3. Perkembangan Peradaban
a. Agama
Kisah tutur Jawa mengenai lahir dan ngrembakanya trah para kyai di Giri.
Pada paruh kedua abad ke-16 dan abad ke-17 mereka memiliki posisi krusial dalam
sejarah Jawa. Kisah Jawa mengenai asal trah para sunan di Giri ternyata panjang
lebar. Kisah-kisah tersebut termasuk sastra pesisir timur, yang pada abad ke-17 dan
18 pusat kerohanian dan kemasyarakatannya terdapat di Giri-Gresik dan Surabaya.
Penanggalan yang agak tua dalam kisah Jawa, yakni pada seperempat terakhir abad
ke-15, kehidupan Prabu Satmata dari Giri, dan ibu angkatnya yang sudah muslim,
Nyai Gede Pinatih dari Gresik, menguatkan pendapat bahwa Gresik dan Surabaya
adalah kota-kota pelabuhan Jawa Timur yang pertama tempat terbentuknya uamt
Islam. Tindakan Prabu Satmata dari Giri itu dapat dianggap sebagai suatu upaya
memantapkan dan menguatkan pusat keagamaan dan kemasyarakatan ini bagi
kepentingan para buruh Islam yang sering kurang semangat agamanya.

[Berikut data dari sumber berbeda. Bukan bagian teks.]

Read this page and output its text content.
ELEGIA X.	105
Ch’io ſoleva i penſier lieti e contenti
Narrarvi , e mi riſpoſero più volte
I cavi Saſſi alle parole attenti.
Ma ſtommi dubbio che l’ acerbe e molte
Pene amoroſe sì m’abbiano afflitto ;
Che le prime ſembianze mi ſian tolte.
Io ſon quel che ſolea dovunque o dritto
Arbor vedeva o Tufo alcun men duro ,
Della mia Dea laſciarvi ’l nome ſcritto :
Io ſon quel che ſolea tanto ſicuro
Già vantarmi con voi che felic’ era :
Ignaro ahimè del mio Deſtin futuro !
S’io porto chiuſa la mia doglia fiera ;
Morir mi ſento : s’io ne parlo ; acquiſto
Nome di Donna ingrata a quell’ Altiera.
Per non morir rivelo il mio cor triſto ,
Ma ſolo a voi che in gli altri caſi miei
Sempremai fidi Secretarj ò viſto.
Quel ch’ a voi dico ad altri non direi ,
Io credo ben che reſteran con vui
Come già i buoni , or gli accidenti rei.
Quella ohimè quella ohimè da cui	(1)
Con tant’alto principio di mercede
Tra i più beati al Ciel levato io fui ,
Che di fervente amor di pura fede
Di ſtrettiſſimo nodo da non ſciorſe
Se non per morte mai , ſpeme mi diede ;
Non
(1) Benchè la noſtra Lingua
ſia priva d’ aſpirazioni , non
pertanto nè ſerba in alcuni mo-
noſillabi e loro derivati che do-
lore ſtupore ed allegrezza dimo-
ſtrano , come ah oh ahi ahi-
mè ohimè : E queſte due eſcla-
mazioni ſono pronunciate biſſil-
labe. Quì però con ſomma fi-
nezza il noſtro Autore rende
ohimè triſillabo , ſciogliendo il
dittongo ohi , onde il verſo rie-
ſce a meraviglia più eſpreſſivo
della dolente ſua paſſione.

Keteguhan Sunan Giri dalam menyiarkan agama Islam secara murni dan
konsekuen membawa dampak positif bagi generasi Islam berikutnya. Islam yang
disiarkannya adalah Islam sesuai ajaran Nabi, tanpa dicampuri kepercayaan aatau
adat istiadat lama.

b. Politik
Di kalangan Walisongo, Sunan Giri juga dikenal sebagai ahli politik dan
ketatanegaraan. Ia pernah menyusun peraturan ketataprajaan dan pedoman tata cara
di keratin. Pandangan politiknya pun dijadikan rujukan. Pengaruh Sunan Giri ini
tercatat dalam naskah sejarah Through Account of Ambon, serta berita orang
Portugis dan Belanda di Kepulauan Maluku. Dalam naskah tersebut, kedudukan
Suann Giri disamakan dengan Paus bagi umat Katolik Roma, atau khalifah bagi
umat Islam. Dalam babad Demak pun, peran Sunan Giri tercatat.

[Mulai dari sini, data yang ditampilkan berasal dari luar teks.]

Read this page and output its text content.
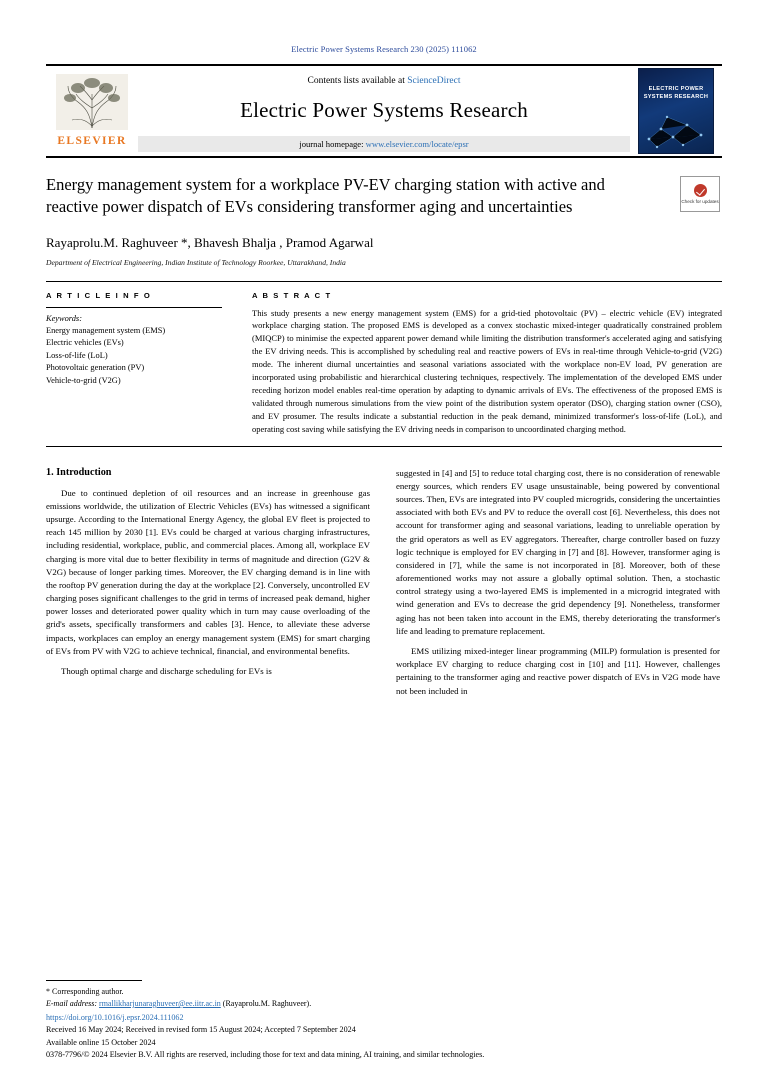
Electric Power Systems Research 230 (2025) 111062
ELSEVIER
Contents lists available at ScienceDirect
Electric Power Systems Research
journal homepage: www.elsevier.com/locate/epsr
ELECTRIC POWER SYSTEMS RESEARCH
Check for updates
Energy management system for a workplace PV-EV charging station with active and reactive power dispatch of EVs considering transformer aging and uncertainties
Rayaprolu.M. Raghuveer *, Bhavesh Bhalja , Pramod Agarwal
Department of Electrical Engineering, Indian Institute of Technology Roorkee, Uttarakhand, India
A R T I C L E I N F O
Keywords:
Energy management system (EMS)
Electric vehicles (EVs)
Loss-of-life (LoL)
Photovoltaic generation (PV)
Vehicle-to-grid (V2G)
A B S T R A C T

This study presents a new energy management system (EMS) for a grid-tied photovoltaic (PV) – electric vehicle (EV) integrated workplace charging station. The proposed EMS is developed as a convex stochastic mixed-integer quadratically constrained problem (MIQCP) to minimise the expected apparent power demand while limiting the distribution transformer's accelerated aging and satisfying the EV driving needs. This is accomplished by scheduling real and reactive powers of EVs in real-time through Vehicle-to-grid (V2G) mode. The inherent diurnal uncertainties and seasonal variations associated with the workplace non-EV load, PV generation are incorporated using probabilistic and hierarchical clustering techniques, respectively. The implementation of the developed EMS under receding horizon model enables real-time operation by adapting to dynamic arrivals of EVs. The effectiveness of the proposed EMS is validated through numerous simulations from the view point of the distribution system operator (DSO), charging station owner (CSO), and EV prosumer. The results indicate a substantial reduction in the peak demand, minimized transformer's loss-of-life (LoL), and operating cost saving while satisfying the EV driving needs in comparison to uncoordinated charging method.

1. Introduction

Due to continued depletion of oil resources and an increase in greenhouse gas emissions worldwide, the utilization of Electric Vehicles (EVs) has witnessed a significant upsurge. According to the International Energy Agency, the global EV fleet is projected to reach 145 million by 2030 [1]. EVs could be charged at various charging infrastructures, including residential, workplace, public, and commercial places. Among all, workplace EV charging is more vital due to better flexibility in terms of magnitude and direction (G2V & V2G) because of longer parking times. Moreover, the EV charging demand is in line with the rooftop PV generation during the day at the workplace [2]. Conversely, uncontrolled EV charging poses significant challenges to the grid in terms of increased peak demand, higher power losses and deteriorated power quality which in turn may cause overloading of the grid's assets, specifically transformers and cables [3]. Hence, to alleviate these adverse impacts, workplaces can employ an energy management system (EMS) for smart charging of EVs from PV with V2G to achieve technical, financial, and environmental benefits.

Though optimal charge and discharge scheduling for EVs is

suggested in [4] and [5] to reduce total charging cost, there is no consideration of renewable energy sources, which renders EV usage unsustainable, being powered by conventional sources. Then, EVs are integrated into PV coupled microgrids, considering the uncertainties associated with both EVs and PV to reduce the overall cost [6]. Nevertheless, this does not account for transformer aging and seasonal variations, leading to unreliable operation by the grid operators as well as EV aggregators. Thereafter, charge controller based on fuzzy logic technique is employed for EV charging in [7] and [8]. However, transformer aging is considered in [7], while the same is not incorporated in [8]. Moreover, both of these aforementioned works may not assure a globally optimal solution. Then, a stochastic control strategy using a two-layered EMS is implemented in a microgrid integrated with wind generation and EVs to decrease the grid dependency [9]. Nonetheless, transformer aging has not been taken into account in the EMS, thereby deteriorating the transformer's life and leading to premature replacement.

EMS utilizing mixed-integer linear programming (MILP) formulation is presented for workplace EV charging to reduce charging cost in [10] and [11]. However, challenges pertaining to the transformer aging and reactive power dispatch of EVs in V2G mode have not been included in

* Corresponding author.
E-mail address: rmallikharjunaraghuveer@ee.iitr.ac.in (Rayaprolu.M. Raghuveer).
https://doi.org/10.1016/j.epsr.2024.111062
Received 16 May 2024; Received in revised form 15 August 2024; Accepted 7 September 2024
Available online 15 October 2024
0378-7796/© 2024 Elsevier B.V. All rights are reserved, including those for text and data mining, AI training, and similar technologies.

Beliau pernah menjadi hakim dalam perkara pengadilan Syekh Siti Jenar,
seorang Wali yang dianggap murtad karena menyebabkan faham Patheisme dan
meremehkan syariat Islam yang disebarkan para Wali lainnya. Dengan demikian
Sunan Giri ikut menghambat tersebarnya aliran yang bertentangan dengan faham
Ahlussunnah wal jama’ah.

c. Ekonomi
Kadipaten Gresik sebagai kota perdagangan laut yang paling kaya dan paling
penting di seluruh Jawa. Ia memberitakan adanya transaksi oleh kapal-kapal dari
Gujarat, Calicut, Bangelan, Siam, Cina, dan Liu-Liu denagn Gresik, dan
perdagangan antara Gresik dan Maluku serta Banda.

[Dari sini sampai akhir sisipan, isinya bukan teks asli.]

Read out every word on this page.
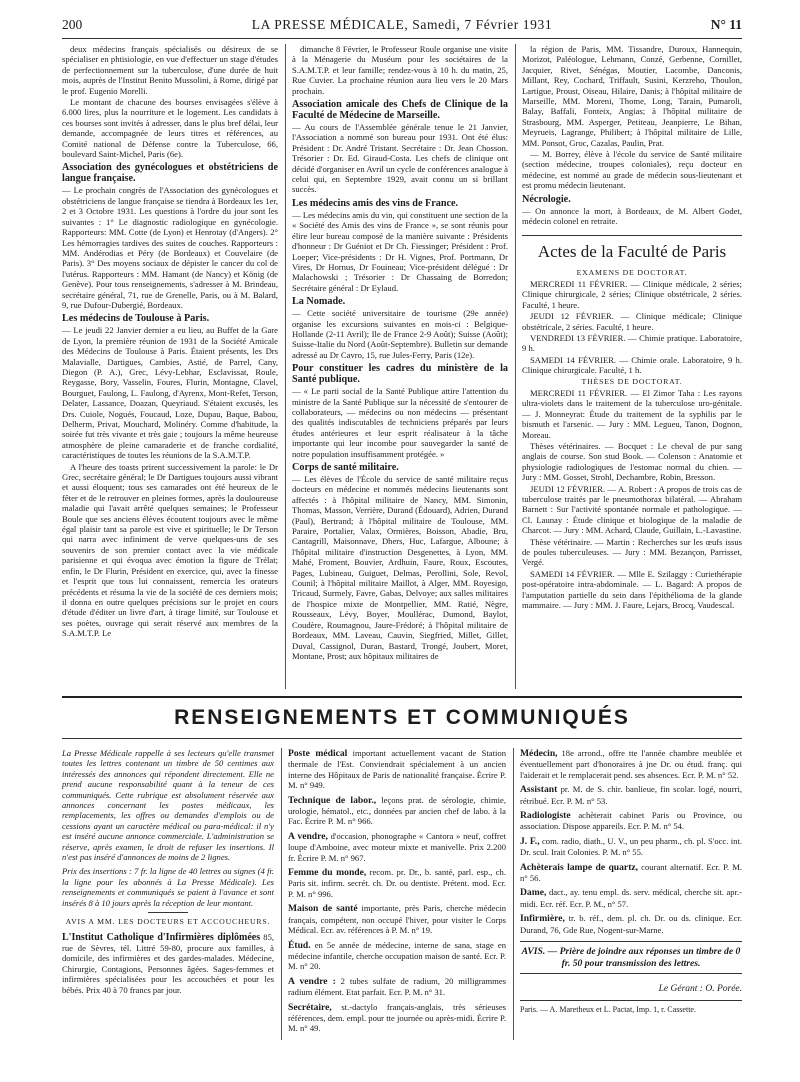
200	LA PRESSE MÉDICALE, Samedi, 7 Février 1931	N° 11

deux médecins français spécialisés ou désireux de se spécialiser en phtisiologie, en vue d'effectuer un stage d'études de perfectionnement sur la tuberculose, d'une durée de huit mois, auprès de l'Institut Benito Mussolini, à Rome, dirigé par le prof. Eugenio Morelli.

Le montant de chacune des bourses envisagées s'élève à 6.000 lires, plus la nourriture et le logement. Les candidats à ces bourses sont invités à adresser, dans le plus bref délai, leur demande, accompagnée de leurs titres et références, au Comité national de Défense contre la Tuberculose, 66, boulevard Saint-Michel, Paris (6e).

Association des gynécologues et obstétriciens de langue française.

— Le prochain congrès de l'Association des gynécologues et obstétriciens de langue française se tiendra à Bordeaux les 1er, 2 et 3 Octobre 1931. Les questions à l'ordre du jour sont les suivantes : 1° Le diagnostic radiologique en gynécologie. Rapporteurs: MM. Cotte (de Lyon) et Henrotay (d'Angers). 2° Les hémorragies tardives des suites de couches. Rapporteurs : MM. Andérodias et Péry (de Bordeaux) et Couvelaire (de Paris). 3° Des moyens sociaux de dépister le cancer du col de l'utérus. Rapporteurs : MM. Hamant (de Nancy) et König (de Genève). Pour tous renseignements, s'adresser à M. Brindeau, secrétaire général, 71, rue de Grenelle, Paris, ou à M. Balard, 9, rue Dufour-Dubergié, Bordeaux.

Les médecins de Toulouse à Paris.

— Le jeudi 22 Janvier dernier a eu lieu, au Buffet de la Gare de Lyon, la première réunion de 1931 de la Société Amicale des Médecins de Toulouse à Paris. Étaient présents, les Drs Malavialle, Dartigues, Cambies, Astié, de Parrel, Cany, Diegon (P. A.), Grec, Lévy-Lebhar, Esclavissat, Roule, Reygasse, Bory, Vasselin, Foures, Flurin, Montagne, Clavel, Bourguet, Faulong, L. Faulong, d'Ayrenx, Mont-Refet, Terson, Delater, Lassance, Doazan, Queyriaud. S'étaient excusés, les Drs. Cuiole, Nogués, Foucaud, Loze, Dupau, Baque, Babou, Delherm, Privat, Mouchard, Molinéry. Comme d'habitude, la soirée fut très vivante et très gaie ; toujours la même heureuse atmosphère de pleine camaraderie et de franche cordialité, caractéristiques de toutes les réunions de la S.A.M.T.P.

A l'heure des toasts prirent successivement la parole: le Dr Grec, secrétaire général; le Dr Dartigues toujours aussi vibrant et aussi éloquent; tous ses camarades ont été heureux de le fêter et de le retrouver en pleines formes, après la douloureuse maladie qui l'avait arrêté quelques semaines; le Professeur Boule que ses anciens élèves écoutent toujours avec le même égal plaisir tant sa parole est vive et spirituelle; le Dr Terson qui narra avec infiniment de verve quelques-uns de ses souvenirs de son premier contact avec la vie médicale parisienne et qui évoqua avec émotion la figure de Trélat; enfin, le Dr Flurin, Président en exercice, qui, avec la finesse et l'esprit que tous lui connaissent, remercia les orateurs précédents et résuma la vie de la société de ces derniers mois; il donna en outre quelques précisions sur le projet en cours d'étude d'éditer un livre d'art, à tirage limité, sur Toulouse et ses poètes, ouvrage qui serait réservé aux membres de la S.A.M.T.P. Le

dimanche 8 Février, le Professeur Roule organise une visite à la Ménagerie du Muséum pour les sociétaires de la S.A.M.T.P. et leur famille; rendez-vous à 10 h. du matin, 25, Rue Cuvier. La prochaine réunion aura lieu vers le 20 Mars prochain.

Association amicale des Chefs de Clinique de la Faculté de Médecine de Marseille.

— Au cours de l'Assemblée générale tenue le 21 Janvier, l'Association a nommé son bureau pour 1931. Ont été élus: Président : Dr. André Tristant. Secrétaire : Dr. Jean Chosson. Trésorier : Dr. Ed. Giraud-Costa. Les chefs de clinique ont décidé d'organiser en Avril un cycle de conférences analogue à celui qui, en Septembre 1929, avait connu un si brillant succès.

Les médecins amis des vins de France.

— Les médecins amis du vin, qui constituent une section de la « Société des Amis des vins de France », se sont réunis pour élire leur bureau composé de la manière suivante : Présidents d'honneur : Dr Guéniot et Dr Ch. Fiessinger; Président : Prof. Loeper; Vice-présidents : Dr H. Vignes, Prof. Portmann, Dr Vires, Dr Hornus, Dr Fouineau; Vice-président délégué : Dr Malachowski ; Trésorier : Dr Chassaing de Borredon; Secrétaire général : Dr Eylaud.

La Nomade.

— Cette société universitaire de tourisme (29e année) organise les excursions suivantes en mois-ci : Belgique-Hollande (2-11 Avril); Ile de France 2-9 Août); Suisse (Août); Suisse-Italie du Nord (Août-Septembre). Bulletin sur demande adressé au Dr Cavro, 15, rue Jules-Ferry, Paris (12e).

Pour constituer les cadres du ministère de la Santé publique.

— « Le parti social de la Santé Publique attire l'attention du ministre de la Santé Publique sur la nécessité de s'entourer de collaborateurs, — médecins ou non médecins — présentant des qualités indiscutables de techniciens préparés par leurs études antérieures et leur esprit réalisateur à la tâche importante qui leur incombe pour sauvegarder la santé de notre population insuffisamment protégée. »

Corps de santé militaire.

— Les élèves de l'École du service de santé militaire reçus docteurs en médecine et nommés médecins lieutenants sont affectés : à l'hôpital militaire de Nancy, MM. Simonin, Thomas, Masson, Verrière, Durand (Édouard), Adrien, Durand (Paul), Bertrand; à l'hôpital militaire de Toulouse, MM. Paraire, Portalier, Valax, Ormières, Boisson, Abadie, Bru, Cantagrill, Maisonnave, Dhers, Huc, Lafargue, Alboune; à l'hôpital militaire d'instruction Desgenettes, à Lyon, MM. Mahé, Froment, Bouvier, Ardhuin, Faure, Roux, Escoutes, Pages, Lubineau, Guiguet, Delmas, Perollini, Sole, Revol, Counil; à l'hôpital militaire Maillot, à Alger, MM. Royesigo, Tricaud, Surmely, Favre, Gabas, Delvoye; aux salles militaires de l'hospice mixte de Montpellier, MM. Ratié, Nègre, Rousseaux, Lévy, Boyer, Moullérac, Dumond, Baylot, Coudère, Roumagnou, Jaure-Frédoré; à l'hôpital militaire de Bordeaux, MM. Laveau, Cauvin, Siegfried, Millet, Gillet, Duval, Cassignol, Duran, Bastard, Trongé, Joubert, Moret, Montane, Prost; aux hôpitaux militaires de

la région de Paris, MM. Tissandre, Duroux, Hannequin, Morizot, Paléologue, Lehmann, Conzé, Gerbenne, Cornillet, Jacquier, Rivet, Sénégas, Moutier, Lacombe, Danconis, Millant, Rey, Cochard, Triffault, Susini, Kerzreho, Thoulon, Lartigue, Proust, Oiseau, Hilaire, Danis; à l'hôpital militaire de Marseille, MM. Moreni, Thome, Long, Tarain, Pumaroli, Balay, Baffali, Fonteix, Angias; à l'hôpital militaire de Strasbourg, MM. Asperger, Petiteau, Jeanpierre, Le Bihan, Meyrueis, Lagrange, Philibert; à l'hôpital militaire de Lille, MM. Ponsot, Groc, Cazalas, Paulin, Prat.

— M. Borrey, élève à l'école du service de Santé militaire (section médecine, troupes coloniales), reçu docteur en médecine, est nommé au grade de médecin sous-lieutenant et est promu médecin lieutenant.

Nécrologie.

— On annonce la mort, à Bordeaux, de M. Albert Godet, médecin colonel en retraite.

Actes de la Faculté de Paris

EXAMENS DE DOCTORAT.

MERCREDI 11 FÉVRIER. — Clinique médicale, 2 séries; Clinique chirurgicale, 2 séries; Clinique obstétricale, 2 séries. Faculté, 1 heure.

JEUDI 12 FÉVRIER. — Clinique médicale; Clinique obstétricale, 2 séries. Faculté, 1 heure.

VENDREDI 13 FÉVRIER. — Chimie pratique. Laboratoire, 9 h.

SAMEDI 14 FÉVRIER. — Chimie orale. Laboratoire, 9 h. Clinique chirurgicale. Faculté, 1 h.

THÈSES DE DOCTORAT.

MERCREDI 11 FÉVRIER. — El Zimor Taha : Les rayons ultra-violets dans le traitement de la tuberculose uro-génitale. — J. Monneyrat: Étude du traitement de la syphilis par le bismuth et l'arsenic. — Jury : MM. Legueu, Tanon, Dognon, Moreau.

Thèses vétérinaires. — Bocquet : Le cheval de pur sang anglais de course. Son stud Book. — Colenson : Anatomie et physiologie radiologiques de l'estomac normal du chien. — Jury : MM. Gosset, Strohl, Dechambre, Robin, Bresson.

JEUDI 12 FÉVRIER. — A. Robert : A propos de trois cas de tuberculose traités par le pneumothorax bilatéral. — Abraham Barnett : Sur l'activité spontanée normale et pathologique. — Cl. Launay : Étude clinique et biologique de la maladie de Charcot. — Jury : MM. Achard, Claude, Guillain, L.-Lavastine.

Thèse vétérinaire. — Martin : Recherches sur les œufs issus de poules tuberculeuses. — Jury : MM. Bezançon, Parrisset, Vergé.

SAMEDI 14 FÉVRIER. — Mlle E. Szilaggy : Curiethérapie post-opératoire intra-abdominale. — L. Bagard: A propos de l'amputation partielle du sein dans l'épithélioma de la glande mammaire. — Jury : MM. J. Faure, Lejars, Brocq, Vaudescal.

RENSEIGNEMENTS ET COMMUNIQUÉS

La Presse Médicale rappelle à ses lecteurs qu'elle transmet toutes les lettres contenant un timbre de 50 centimes aux intéressés des annonces qui répondent directement. Elle ne prend aucune responsabilité quant à la teneur de ces communiqués. Cette rubrique est absolument réservée aux annonces concernant les postes médicaux, les remplacements, les offres ou demandes d'emplois ou de cessions ayant un caractère médical ou para-médical: il n'y est inséré aucune annonce commerciale. L'administration se réserve, après examen, le droit de refuser les insertions. Il n'est pas inséré d'annonces de moins de 2 lignes.

Prix des insertions : 7 fr. la ligne de 40 lettres ou signes (4 fr. la ligne pour les abonnés à La Presse Médicale). Les renseignements et communiqués se paient à l'avance et sont insérés 8 à 10 jours après la réception de leur montant.

AVIS A MM. LES DOCTEURS ET ACCOUCHEURS.

L'Institut Catholique d'Infirmières diplômées 85, rue de Sèvres, tél. Littré 59-80, procure aux familles, à domicile, des infirmières et des gardes-malades. Médecine, Chirurgie, Contagions, Personnes âgées. Sages-femmes et infirmières spécialisées pour les accouchées et pour les bébés. Prix 40 à 70 francs par jour.

Poste médical important actuellement vacant de Station thermale de l'Est. Conviendrait spécialement à un ancien interne des Hôpitaux de Paris de nationalité française. Écrire P. M. n° 949.

Technique de labor., leçons prat. de sérologie, chimie, urologie, hématol., etc., données par ancien chef de labo. à la Fac. Écrire P. M. n° 966.

A vendre, d'occasion, phonographe « Cantora » neuf, coffret loupe d'Amboine, avec moteur mixte et manivelle. Prix 2.200 fr. Écrire P. M. n° 967.

Femme du monde, recom. pr. Dr., b. santé, parl. esp., ch. Paris sit. infirm. secrét. ch. Dr. ou dentiste. Prétent. mod. Ecr. P. M. n° 996.

Maison de santé importante, près Paris, cherche médecin français, compétent, non occupé l'hiver, pour visiter le Corps Médical. Ecr. av. références à P. M. n° 19.

Étud. en 5e année de médecine, interne de sana, stage en médecine infantile, cherche occupation maison de santé. Ecr. P. M. n° 20.

A vendre : 2 tubes sulfate de radium, 20 milligrammes radium élément. Etat parfait. Ecr. P. M. n° 31.

Secrétaire, st.-dactylo français-anglais, très sérieuses références, dem. empl. pour tte journée ou après-midi. Écrire P. M. n° 49.

Médecin, 18e arrond., offre tte l'année chambre meublée et éventuellement part d'honoraires à jne Dr. ou étud. franç. qui l'aiderait et le remplacerait pend. ses absences. Ecr. P. M. n° 52.

Assistant pr. M. de S. chir. banlieue, fin scolar. logé, nourri, rétribué. Ecr. P. M. n° 53.

Radiologiste achèterait cabinet Paris ou Province, ou association. Dispose appareils. Ecr. P. M. n° 54.

J. F., com. radio, diath., U. V., un peu pharm., ch. pl. S'occ. int. Dr. scul. Irait Colonies. P. M. n° 55.

Achèterais lampe de quartz, courant alternatif. Ecr. P. M. n° 56.

Dame, dact., ay. tenu empl. ds. serv. médical, cherche sit. apr.-midi. Ecr. réf. Ecr. P. M., n° 57.

Infirmière, tr. b. réf., dem. pl. ch. Dr. ou ds. clinique. Ecr. Durand, 76, Gde Rue, Nogent-sur-Marne.

AVIS. — Prière de joindre aux réponses un timbre de 0 fr. 50 pour transmission des lettres.
Le Gérant : O. Porée.
Paris. — A. Maretheux et L. Pactat, Imp. 1, r. Cassette.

Di Gresik ada dua pejabat yang saling memerangi. Tlatah mereka di oota itu
dipisahkan oleh sungai kecil yang dangkal. Penulis Portugis itu menyebut nama Pati
Yusuf dan Pati Zainall. Pati Yusuf memerintah bagian kota yang paling besar dan
paling penting, tempat perdagangan laut. Konon, ia masih kerabat wangsa raja di
Malaka dan ia dianggap trah Melayu. Pejabat yang lain, Pati Zainal, memerintah di
bagian pelosok yang agraris, ia tidak berdagang dan tidak kaya.

d. Seni-Budaya
Dakwah Islamnya selain menggunakan jalur politik juga menggunakan jalur
seni dan budaya. Diantara permainan anak-anak yang dicintainya adalah sebagai
berikut : Diantara anak-anak yang bermain ada yang menjadi pemburu, dan yang
lainnya menjadi objek buruan. Mereka akan selamat dari kejaran pemburu bila telah
berpegang pada tonggal atau batang pohon yang telah ditentukan lebih dulu. Inilah
permainan yang disebut Jetungan atau Delikan yang dalam istilah bahasa Indonesia
permainan Petak Umpet. Arti permainan tersebut adalah seseorang yang sudah
berpegang teguh kepada agama Islam Tauhid maka ia akan selamat dari ajakan setan
atau iblis yang dilambangkan sebagai pemburu.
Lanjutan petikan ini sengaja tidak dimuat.